Online Poetry Box

View Original

Everything is Waiting for You

The COVID-19 epidemic has altered people's lives in different ways. For many, it has meant unprecedented physical suffering. For others, profound grief. For some, a loss of another sort—a promising job, a dream vacation, a graduation ceremony, or a vision of the future. For a lucky few, it’s meant new freedom and independence. But for nearly all of us, it’s meant more aloneness.

David Whyte speaks to that aloneness in this poem (from his collection Everything is Waiting for You) and cautions us again acting as though we are on our own. “To feel abandoned,” he says, “is to deny the intimacy of your surroundings,” and to miss the invitation offered us every day by the world around us: to ease into the conversation and rest in our belonging.
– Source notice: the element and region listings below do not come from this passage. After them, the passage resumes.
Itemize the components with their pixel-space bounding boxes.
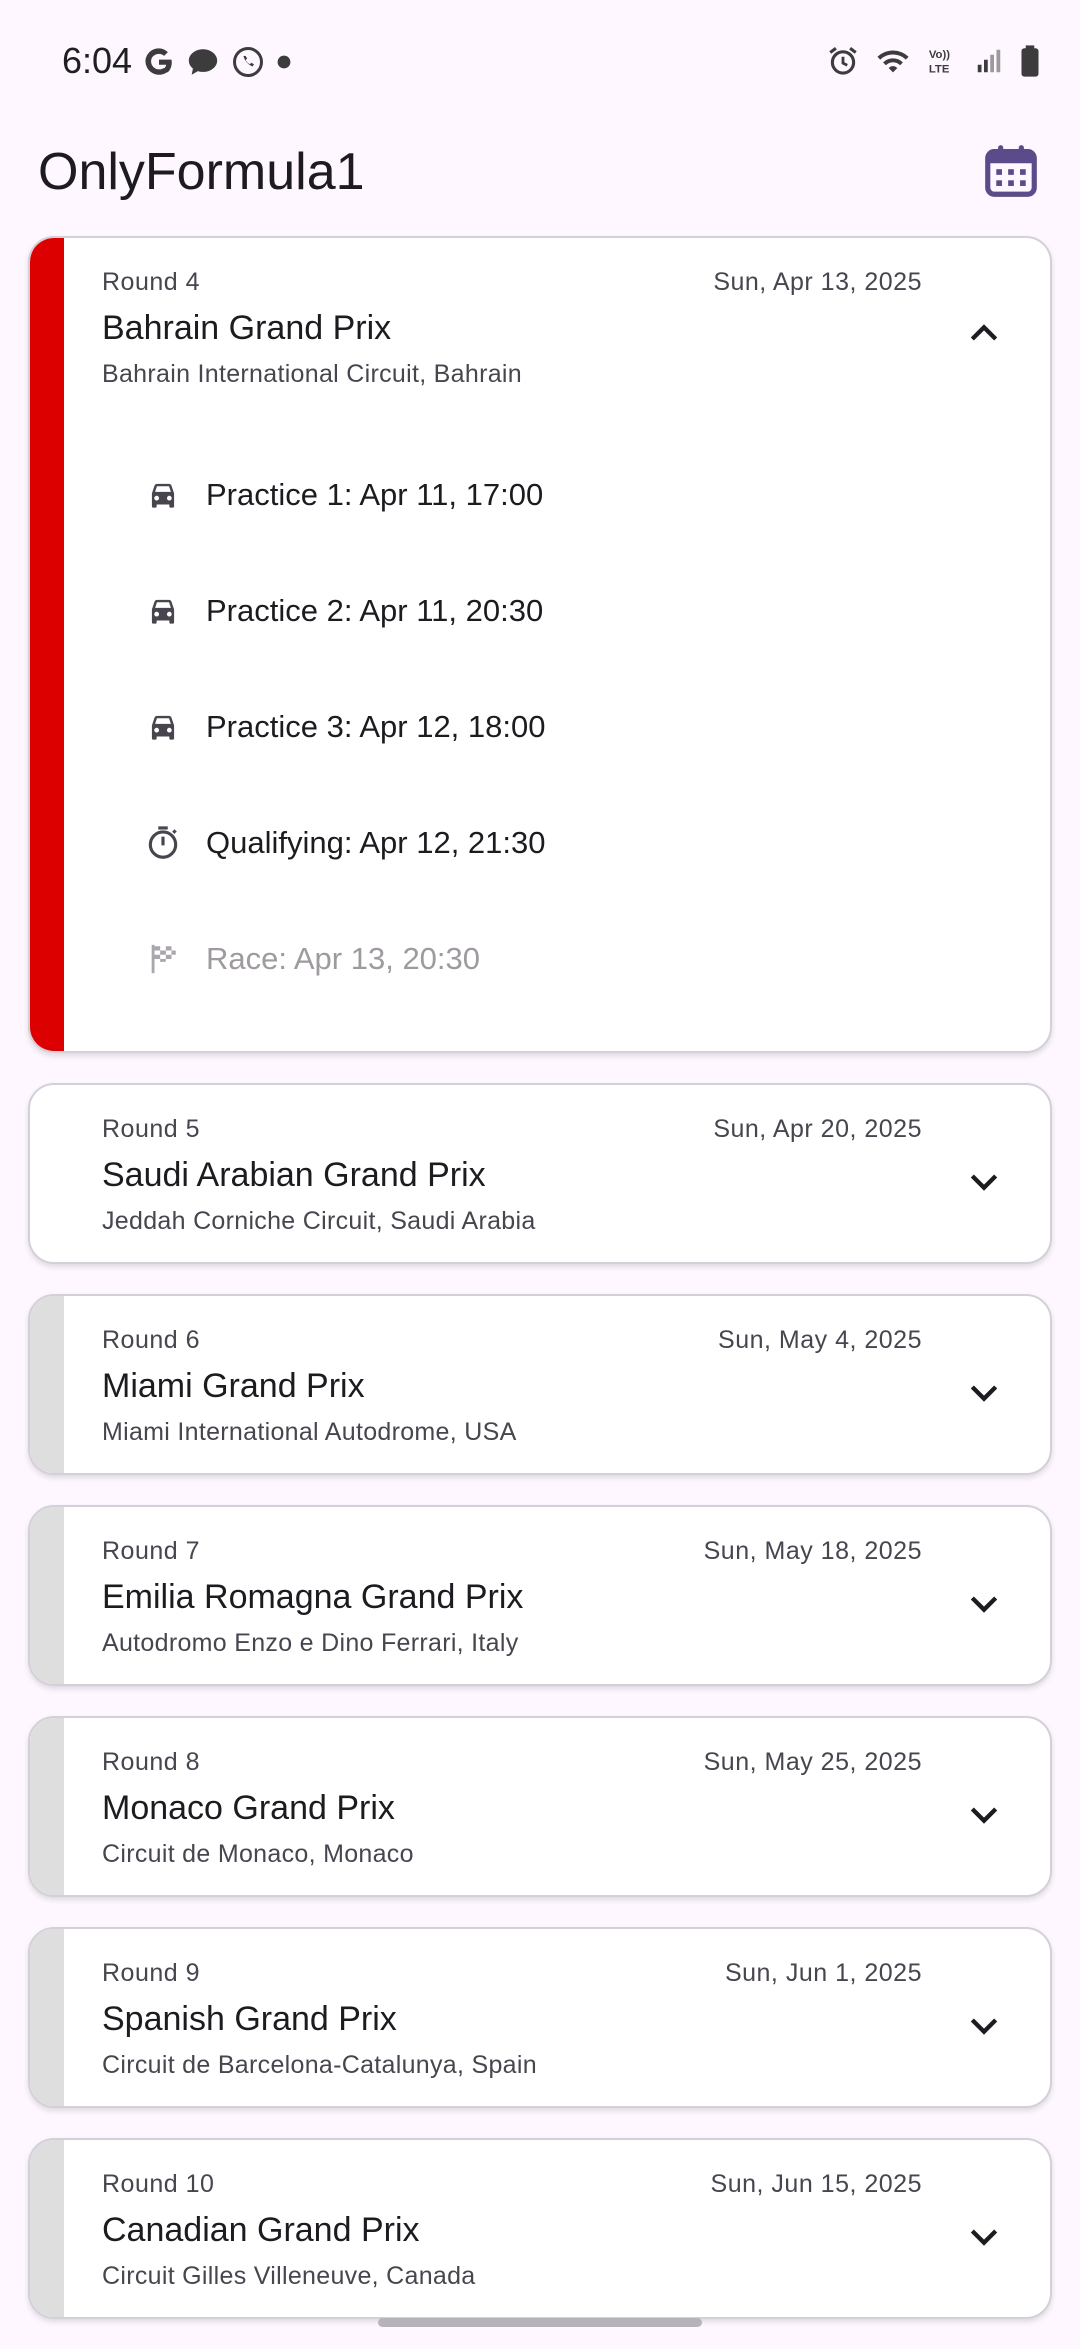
circuit-name: Circuit de Monaco, Monaco <box>102 1840 414 1868</box>
expand-button[interactable] <box>964 1583 1004 1623</box>
race-card[interactable]: Round 8 Sun, May 25, 2025 Monaco Grand P… <box>28 1716 1052 1897</box>
race-card[interactable]: Round 6 Sun, May 4, 2025 Miami Grand Pri… <box>28 1294 1052 1475</box>
race-card[interactable]: Round 10 Sun, Jun 15, 2025 Canadian Gran… <box>28 2138 1052 2319</box>
app-title: OnlyFormula1 <box>38 143 365 201</box>
race-card[interactable]: Round 9 Sun, Jun 1, 2025 Spanish Grand P… <box>28 1927 1052 2108</box>
session-item: Practice 1: Apr 11, 17:00 <box>142 437 1050 553</box>
wifi-icon <box>877 50 909 73</box>
session-label: Practice 2: Apr 11, 20:30 <box>206 593 544 628</box>
race-date: Sun, May 25, 2025 <box>703 1748 922 1776</box>
grand-prix-name: Saudi Arabian Grand Prix <box>102 1156 486 1194</box>
race-card[interactable]: Round 4 Sun, Apr 13, 2025 Bahrain Grand … <box>28 236 1052 1053</box>
grand-prix-name: Spanish Grand Prix <box>102 2000 397 2038</box>
session-label: Race: Apr 13, 20:30 <box>206 941 481 976</box>
grand-prix-name: Monaco Grand Prix <box>102 1789 395 1827</box>
circuit-name: Jeddah Corniche Circuit, Saudi Arabia <box>102 1207 536 1235</box>
svg-text:Vo)): Vo)) <box>929 49 950 61</box>
circuit-name: Bahrain International Circuit, Bahrain <box>102 360 522 388</box>
calendar-button[interactable] <box>980 140 1042 202</box>
chevron-down-icon <box>970 1596 998 1613</box>
chevron-up-icon <box>970 324 998 341</box>
status-time: 6:04 <box>62 40 133 81</box>
session-item: Qualifying: Apr 12, 21:30 <box>142 785 1050 901</box>
circuit-name: Circuit Gilles Villeneuve, Canada <box>102 2262 476 2290</box>
race-date: Sun, Jun 1, 2025 <box>724 1959 922 1987</box>
whatsapp-icon <box>233 47 263 77</box>
circuit-name: Circuit de Barcelona-Catalunya, Spain <box>102 2051 537 2079</box>
battery-icon <box>1021 45 1039 77</box>
messages-icon <box>188 49 218 75</box>
volte-icon: Vo)) LTE <box>929 49 950 75</box>
circuit-name: Miami International Autodrome, USA <box>102 1418 517 1446</box>
race-date: Sun, Apr 13, 2025 <box>713 268 922 296</box>
svg-text:LTE: LTE <box>929 63 950 75</box>
session-item: Race: Apr 13, 20:30 <box>142 901 1050 1017</box>
grand-prix-name: Emilia Romagna Grand Prix <box>102 1578 524 1616</box>
session-item: Practice 2: Apr 11, 20:30 <box>142 553 1050 669</box>
chevron-down-icon <box>970 2229 998 2246</box>
session-label: Practice 3: Apr 12, 18:00 <box>206 709 546 744</box>
race-list: Round 4 Sun, Apr 13, 2025 Bahrain Grand … <box>28 236 1052 2349</box>
flag-icon <box>142 938 184 980</box>
race-date: Sun, May 18, 2025 <box>703 1537 922 1565</box>
grand-prix-name: Bahrain Grand Prix <box>102 309 392 347</box>
session-item: Practice 3: Apr 12, 18:00 <box>142 669 1050 785</box>
chevron-down-icon <box>970 1385 998 1402</box>
race-date: Sun, May 4, 2025 <box>718 1326 922 1354</box>
timer-icon <box>142 822 184 864</box>
google-icon <box>145 48 172 75</box>
car-icon <box>142 590 184 632</box>
alarm-icon <box>829 47 857 75</box>
home-indicator[interactable] <box>378 2318 702 2327</box>
car-icon <box>142 706 184 748</box>
car-icon <box>142 474 184 516</box>
collapse-button[interactable] <box>964 314 1004 354</box>
race-card[interactable]: Round 7 Sun, May 18, 2025 Emilia Romagna… <box>28 1505 1052 1686</box>
expand-button[interactable] <box>964 2005 1004 2045</box>
signal-icon <box>977 49 1001 73</box>
grand-prix-name: Miami Grand Prix <box>102 1367 365 1405</box>
expand-button[interactable] <box>964 1372 1004 1412</box>
race-date: Sun, Apr 20, 2025 <box>713 1115 922 1143</box>
chevron-down-icon <box>970 1174 998 1191</box>
chevron-down-icon <box>970 1807 998 1824</box>
session-label: Qualifying: Apr 12, 21:30 <box>206 825 546 860</box>
circuit-name: Autodromo Enzo e Dino Ferrari, Italy <box>102 1629 519 1657</box>
chevron-down-icon <box>970 2018 998 2035</box>
grand-prix-name: Canadian Grand Prix <box>102 2211 420 2249</box>
app-bar: OnlyFormula1 <box>0 120 1080 230</box>
notification-dot-icon <box>277 55 291 69</box>
expand-button[interactable] <box>964 2216 1004 2256</box>
expand-button[interactable] <box>964 1794 1004 1834</box>
session-label: Practice 1: Apr 11, 17:00 <box>206 477 544 512</box>
status-bar: 6:04 Vo)) LTE <box>0 0 1080 120</box>
session-list: Practice 1: Apr 11, 17:00 Practice 2: Ap… <box>102 389 1050 1025</box>
race-card[interactable]: Round 5 Sun, Apr 20, 2025 Saudi Arabian … <box>28 1083 1052 1264</box>
expand-button[interactable] <box>964 1161 1004 1201</box>
calendar-icon <box>985 145 1037 197</box>
race-date: Sun, Jun 15, 2025 <box>710 2170 922 2198</box>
Everything is Waiting for You

by David Whyte

Your great mistake is to act the drama
as if you were alone. As if life
were a progressive and cunning crime
with no witness to the tiny hidden
transgressions. To feel abandoned is to deny
the intimacy of your surroundings. Surely,
even you, at times, have felt the grand array;
the swelling presence, and the chorus, crowding
out your solo voice. You must note
the way the soap dish enables you,
or the window latch grants you freedom.
Alertness is the hidden discipline of familiarity.
The stairs are your mentor of things
to come, the doors have always been there
to frighten you and invite you,
and the tiny speaker in the phone
is your dream-ladder to divinity.

Put down the weight of your aloneness and ease into the
conversation. The kettle is singing
even as it pours you a drink, the cooking pots
have left their arrogant aloofness and
seen the good in you at last. All the birds
and creatures of the world are unutterably
themselves. Everything is waiting for you.